At the time I had just turned twenty-four. Like many of the college kids who staffed the Obama campaign’s call banks, I’d thrown myself whole-heartedly into the fight for social justice. Among the groups I joined was the Organization for Lesbian and Gay Action. Here, I worked for Mandela’s African National Congress while simultaneously lobbying that party to include non-discrimination on the basis of sexual orientation in the postapartheid constitution—a successful effort that eventually led to South Africa’s adopting same-sex marriage.

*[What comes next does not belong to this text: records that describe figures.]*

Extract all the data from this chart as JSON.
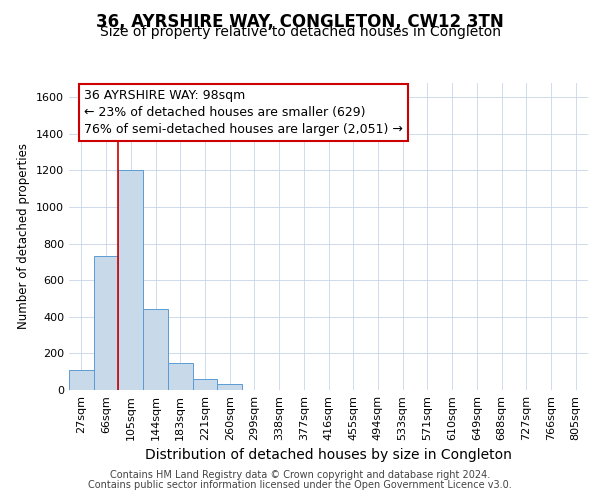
{
  "title": "36, AYRSHIRE WAY, CONGLETON, CW12 3TN",
  "subtitle": "Size of property relative to detached houses in Congleton",
  "xlabel": "Distribution of detached houses by size in Congleton",
  "ylabel": "Number of detached properties",
  "categories": [
    "27sqm",
    "66sqm",
    "105sqm",
    "144sqm",
    "183sqm",
    "221sqm",
    "260sqm",
    "299sqm",
    "338sqm",
    "377sqm",
    "416sqm",
    "455sqm",
    "494sqm",
    "533sqm",
    "571sqm",
    "610sqm",
    "649sqm",
    "688sqm",
    "727sqm",
    "766sqm",
    "805sqm"
  ],
  "values": [
    108,
    730,
    1200,
    440,
    145,
    60,
    35,
    0,
    0,
    0,
    0,
    0,
    0,
    0,
    0,
    0,
    0,
    0,
    0,
    0,
    0
  ],
  "bar_color": "#c8d9ea",
  "bar_edge_color": "#5b9bd5",
  "grid_color": "#c8d4e8",
  "background_color": "#ffffff",
  "vline_color": "#cc0000",
  "vline_x": 1.5,
  "annotation_text": "36 AYRSHIRE WAY: 98sqm\n← 23% of detached houses are smaller (629)\n76% of semi-detached houses are larger (2,051) →",
  "annotation_box_color": "#cc0000",
  "ylim": [
    0,
    1680
  ],
  "yticks": [
    0,
    200,
    400,
    600,
    800,
    1000,
    1200,
    1400,
    1600
  ],
  "footer_line1": "Contains HM Land Registry data © Crown copyright and database right 2024.",
  "footer_line2": "Contains public sector information licensed under the Open Government Licence v3.0.",
  "title_fontsize": 12,
  "subtitle_fontsize": 10,
  "annotation_fontsize": 9,
  "tick_fontsize": 8,
  "ylabel_fontsize": 8.5,
  "xlabel_fontsize": 10,
  "footer_fontsize": 7
}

In April 1994, as I watched the election returns, I knew the vote was a defeat for both white and heterosexual superiority. Desmond Tutu, effective leader of the South African Black Church, said, “Homophobia is a crime against humanity, and every bit as unjust as apartheid.” Every mainstream political party in the country lent its support to the concept of equality. A decade later, in 2006, same-sex marriage passed by a parliamentary vote of 230 votes to 41.

Here, of course, the opposite happened. Hours after Obama referred to a victory for “White and Black…, gay and straight”—surely the first time an American president thanked gay people in an acceptance speech—exit polls revealed that African-Americans had voted 70-30 to ban gay marriage in California. This was twenty points higher than any other ethnic group. Black voters were by no means the only ones to support this ban; still, there was little doubt that they had helped inflict arguably the worst civil rights setback for GLBT people since the Bowers vs. Hardwick decision that affirmed sodomy laws.

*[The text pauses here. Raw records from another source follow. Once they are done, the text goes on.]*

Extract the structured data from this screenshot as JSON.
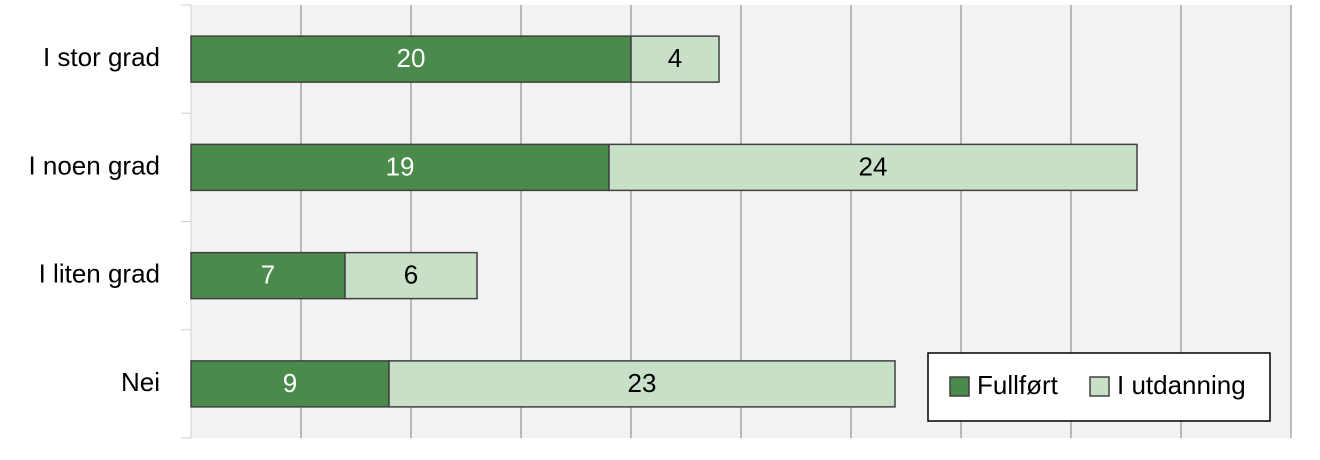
{
  "chart_data": {
    "type": "stacked-bar-horizontal",
    "categories": [
      "I stor grad",
      "I noen grad",
      "I liten grad",
      "Nei"
    ],
    "series": [
      {
        "name": "Fullført",
        "color": "#4a8a4a",
        "values": [
          20,
          19,
          7,
          9
        ]
      },
      {
        "name": "I utdanning",
        "color": "#c8e0c8",
        "values": [
          4,
          24,
          6,
          23
        ]
      }
    ],
    "xlim": [
      0,
      50
    ],
    "xticks": [
      0,
      5,
      10,
      15,
      20,
      25,
      30,
      35,
      40,
      45,
      50
    ],
    "grid": true,
    "legend": "bottom-right"
  }
}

I was sad, furious, and bewildered. Truth be told, my expectations of the other groups supporting the ban—White Protestant evangelicals, Mormons, and conservative Catholics—had been low to begin with. But the African-American community? Surely, like large sections of the Black South African community, they would be able to link their own oppression to mine? Surely they would remember Loving vs. Virginia, the struggle for interracial marriage, the feeling of being excluded from the restaurant, the church, the happy party at the center of the room with the dancing and the cake?

Apparently not this time. As the hours rolled by, my outrage gave way to sadness. I heard stories of celebrations of the ban in historically Black churches. I read analyses of how the pro-gay campaign failed to place advertisements in minority-owned newspapers, thus fueling a perception that they did not care about the Black community. I thought of all the everyday racism I encounter at middle-class gay social events—the stereotypical remarks about gangsters selling crack to kids; the talk about the effects on real estate values when the “wrong” people move in next door.

And I realized, yet again, with considerable grief, how far we still are from fulfilling the dream of Martin Luther King that “one day this nation will rise up and live out the true meaning of its creed . . . that all men are created equal.’”

GLEN RETIEF teaches creative writing at Susquehanna University. His memoir, The Jack Bank, will be published by St. Martin’s Press.

Tags:

This post has 2 Comments

  1. Brian on November 17, 2008 at 9:36 pm

    These are well written, convicting, and at times shocking. Thank you for passing them on to us.

  2. Valorie Zimmerman on November 18, 2008 at 9:07 am

    We must do better. It is hard for people of privilege to step outside of that bubble, and see things from the point of view of everybody else. If we don’t abandon that dangerous isolation, however, we won’t achieve true equality.

    Thank you for shining some light into a dark corner of the movement.